I'm so glad she did give me the kick in the backside that I needed even though it was hard to hear. Because now, after all these years, the quirkers, they are my favorites.

Tuesday, August 31, 2010

The privilege

My absolute favorite subject to teach is writing. I'm not exactly sure when the shift happened for me because somewhere back in my files I can remember being a little intimidated by the whole "and this is how we write a personal narrative" thing. But now, I relish our writing time and feel cheated when we don't get to have the time (oh, days of formal assessments, routine learning, and general wonkiness when will you be over? Seriously, if I have to say, "Let's try lining up again,"...I'm not sure what will happen, but I know it can't be something good). Already, these new young friends of mine actually booed when I said that we were not going to have a writing time today because of the assembly and DRA's. It made my heart a little happier (that and the Starbucks Grande Skinny Vanilla Latte).

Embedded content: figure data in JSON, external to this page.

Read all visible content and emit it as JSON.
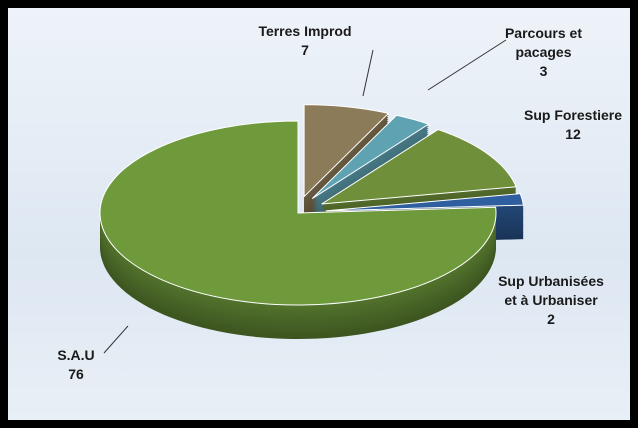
{
  "chart_data": {
    "type": "pie",
    "categories": [
      "Terres Improd",
      "Parcours et pacages",
      "Sup Forestiere",
      "Sup Urbanisées et à Urbaniser",
      "S.A.U"
    ],
    "values": [
      7,
      3,
      12,
      2,
      76
    ],
    "colors": [
      "#8c7b58",
      "#5fa3b3",
      "#6f8f3a",
      "#2f5f9f",
      "#6e9a3b"
    ]
  }
}
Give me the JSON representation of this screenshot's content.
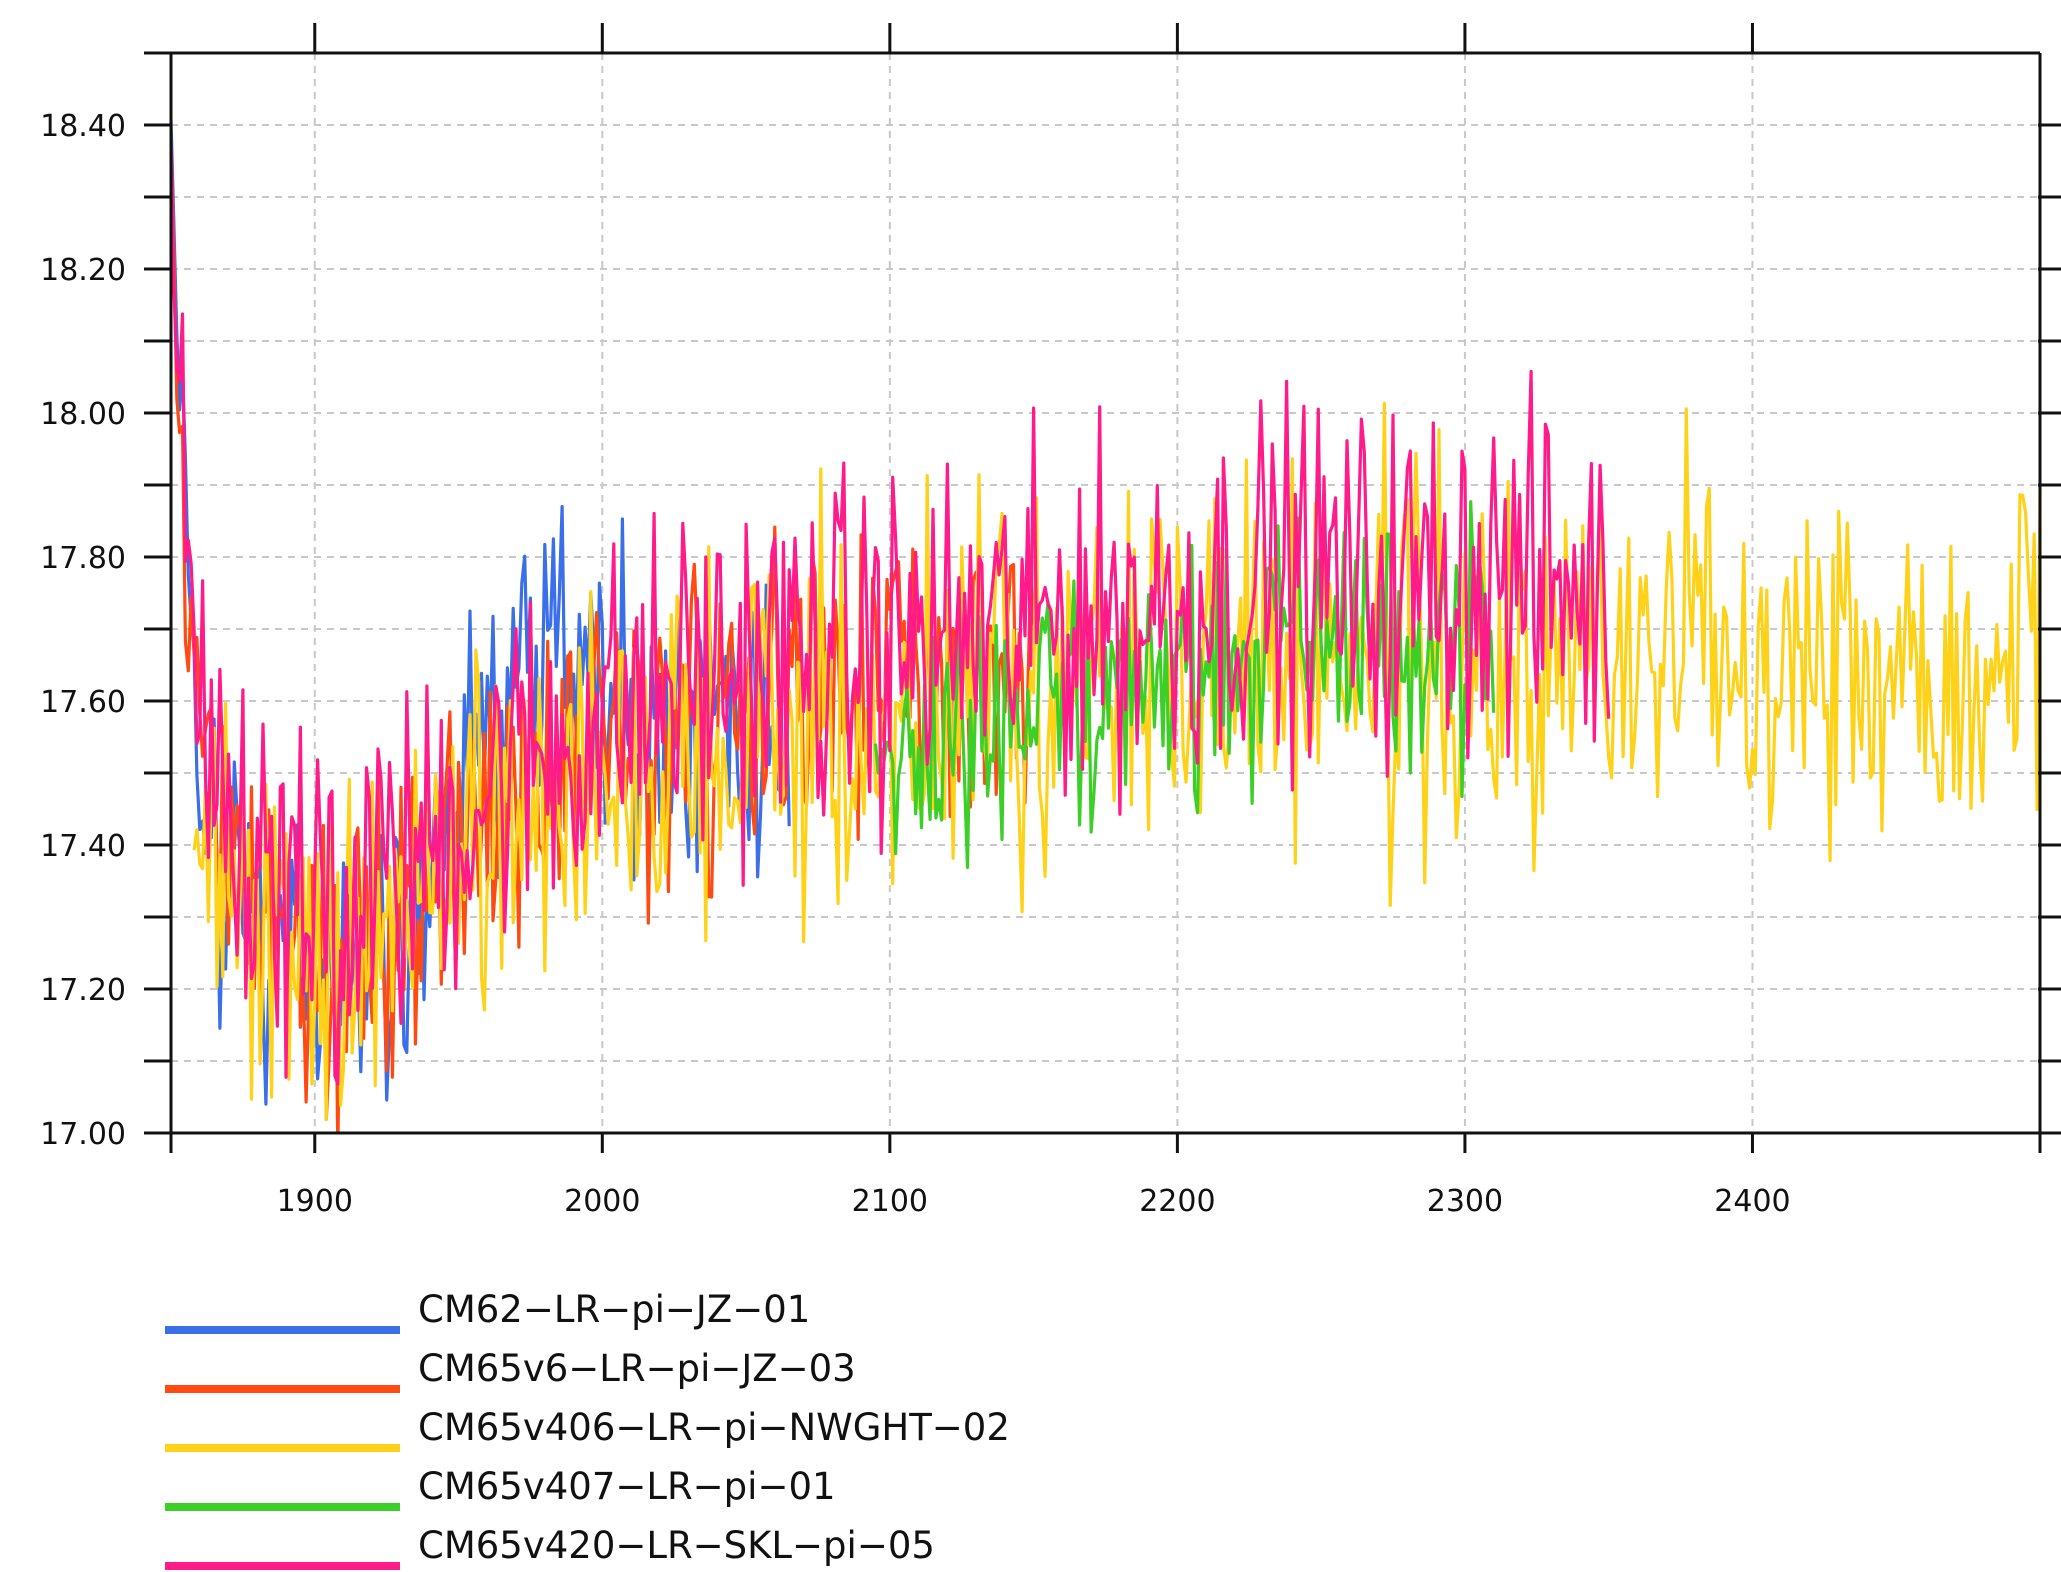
{
  "chart_data": {
    "type": "line",
    "title": "",
    "xlabel": "",
    "ylabel": "",
    "xlim": [
      1850,
      2500
    ],
    "ylim": [
      17.0,
      18.5
    ],
    "x_ticks": [
      1900,
      2000,
      2100,
      2200,
      2300,
      2400
    ],
    "x_tick_labels": [
      "1900",
      "2000",
      "2100",
      "2200",
      "2300",
      "2400"
    ],
    "y_ticks": [
      17.0,
      17.2,
      17.4,
      17.6,
      17.8,
      18.0,
      18.2,
      18.4
    ],
    "y_tick_labels": [
      "17.00",
      "17.20",
      "17.40",
      "17.60",
      "17.80",
      "18.00",
      "18.20",
      "18.40"
    ],
    "grid": true,
    "legend_position": "bottom-left",
    "series": [
      {
        "name": "CM62−LR−pi−JZ−01",
        "color": "#3b6fe8",
        "x": [
          1850,
          1852,
          1855,
          1858,
          1862,
          1868,
          1875,
          1885,
          1895,
          1905,
          1915,
          1925,
          1935,
          1945,
          1955,
          1965,
          1975,
          1985,
          1995,
          2005,
          2015,
          2025,
          2035,
          2045,
          2055,
          2065
        ],
        "y": [
          18.42,
          18.1,
          17.8,
          17.6,
          17.45,
          17.35,
          17.3,
          17.25,
          17.22,
          17.24,
          17.2,
          17.22,
          17.3,
          17.4,
          17.5,
          17.6,
          17.68,
          17.7,
          17.62,
          17.58,
          17.56,
          17.55,
          17.57,
          17.58,
          17.56,
          17.55
        ],
        "amplitude": 0.13
      },
      {
        "name": "CM65v6−LR−pi−JZ−03",
        "color": "#ff4a12",
        "x": [
          1850,
          1852,
          1855,
          1858,
          1862,
          1868,
          1875,
          1885,
          1895,
          1905,
          1915,
          1925,
          1935,
          1945,
          1955,
          1965,
          1975,
          1985,
          1995,
          2005,
          2015,
          2025,
          2035,
          2045,
          2055,
          2065,
          2075,
          2085,
          2095,
          2105,
          2115,
          2125,
          2135,
          2145,
          2150
        ],
        "y": [
          18.4,
          18.05,
          17.8,
          17.6,
          17.48,
          17.4,
          17.35,
          17.3,
          17.27,
          17.26,
          17.28,
          17.3,
          17.33,
          17.38,
          17.42,
          17.46,
          17.5,
          17.52,
          17.54,
          17.56,
          17.57,
          17.58,
          17.58,
          17.57,
          17.58,
          17.6,
          17.61,
          17.62,
          17.62,
          17.63,
          17.63,
          17.64,
          17.64,
          17.64,
          17.64
        ],
        "amplitude": 0.12
      },
      {
        "name": "CM65v406−LR−pi−NWGHT−02",
        "color": "#ffd21a",
        "x": [
          1858,
          1870,
          1885,
          1900,
          1915,
          1930,
          1945,
          1960,
          1975,
          1990,
          2005,
          2020,
          2035,
          2050,
          2065,
          2080,
          2100,
          2120,
          2140,
          2160,
          2180,
          2200,
          2220,
          2240,
          2260,
          2280,
          2300,
          2320,
          2340,
          2360,
          2380,
          2400,
          2420,
          2440,
          2460,
          2480,
          2500
        ],
        "y": [
          17.4,
          17.35,
          17.3,
          17.22,
          17.25,
          17.3,
          17.38,
          17.42,
          17.46,
          17.48,
          17.5,
          17.52,
          17.52,
          17.54,
          17.55,
          17.56,
          17.58,
          17.6,
          17.62,
          17.64,
          17.64,
          17.66,
          17.66,
          17.68,
          17.66,
          17.65,
          17.64,
          17.62,
          17.64,
          17.68,
          17.7,
          17.7,
          17.68,
          17.66,
          17.65,
          17.67,
          17.7
        ],
        "amplitude": 0.15
      },
      {
        "name": "CM65v407−LR−pi−01",
        "color": "#3ccf27",
        "x": [
          2095,
          2110,
          2125,
          2140,
          2155,
          2170,
          2185,
          2200,
          2215,
          2230,
          2245,
          2260,
          2275,
          2290,
          2305,
          2310
        ],
        "y": [
          17.52,
          17.55,
          17.56,
          17.58,
          17.6,
          17.62,
          17.62,
          17.64,
          17.66,
          17.68,
          17.68,
          17.7,
          17.68,
          17.68,
          17.66,
          17.65
        ],
        "amplitude": 0.11
      },
      {
        "name": "CM65v420−LR−SKL−pi−05",
        "color": "#ff1b8a",
        "x": [
          1850,
          1852,
          1855,
          1858,
          1862,
          1868,
          1875,
          1885,
          1895,
          1905,
          1915,
          1925,
          1935,
          1945,
          1955,
          1965,
          1975,
          1985,
          1995,
          2005,
          2015,
          2025,
          2035,
          2045,
          2055,
          2065,
          2075,
          2085,
          2095,
          2105,
          2115,
          2125,
          2135,
          2145,
          2155,
          2165,
          2175,
          2185,
          2195,
          2205,
          2215,
          2225,
          2235,
          2245,
          2255,
          2265,
          2275,
          2285,
          2295,
          2305,
          2315,
          2325,
          2335,
          2345,
          2350
        ],
        "y": [
          18.38,
          18.1,
          17.82,
          17.62,
          17.5,
          17.42,
          17.38,
          17.35,
          17.33,
          17.32,
          17.33,
          17.35,
          17.38,
          17.42,
          17.46,
          17.5,
          17.52,
          17.54,
          17.56,
          17.58,
          17.6,
          17.62,
          17.63,
          17.64,
          17.65,
          17.66,
          17.66,
          17.67,
          17.67,
          17.68,
          17.68,
          17.69,
          17.7,
          17.7,
          17.71,
          17.72,
          17.72,
          17.72,
          17.73,
          17.74,
          17.75,
          17.77,
          17.78,
          17.78,
          17.76,
          17.76,
          17.76,
          17.77,
          17.78,
          17.78,
          17.77,
          17.76,
          17.76,
          17.75,
          17.74
        ],
        "amplitude": 0.14
      }
    ]
  }
}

So, if that did it for me, you can imagine my overall ecstaticness when Ms. Next Grade Level Up stopped me in the hall, pointed to her line (which has an inordinate number of my former students) and asked, "What did you do with these kids? We just took our writing assessment and they are like rockstars!" I looked at them and said, "I love to write and so did they. That's just how it was." I could see their little heads nodding in agreement. I was so excited about this revelation that I told more than one person, but it wasn't because I wanted to brag. I was just so proud of them. It is kind of the same way you tell people about the super things your own children do. It's not because there's some sort of contest for Best Mom Ever (if there was, I lost when I made the Cubscout go to preschool when he said he was not feeling well, and he threw up all over the chapel), it's because you want other people to share your joy for your child's accomplishment.

But, I digress. The way I see it, I don't have to teach writing (well, maybe I do...state assessments and standards, you know). I get to teach writing.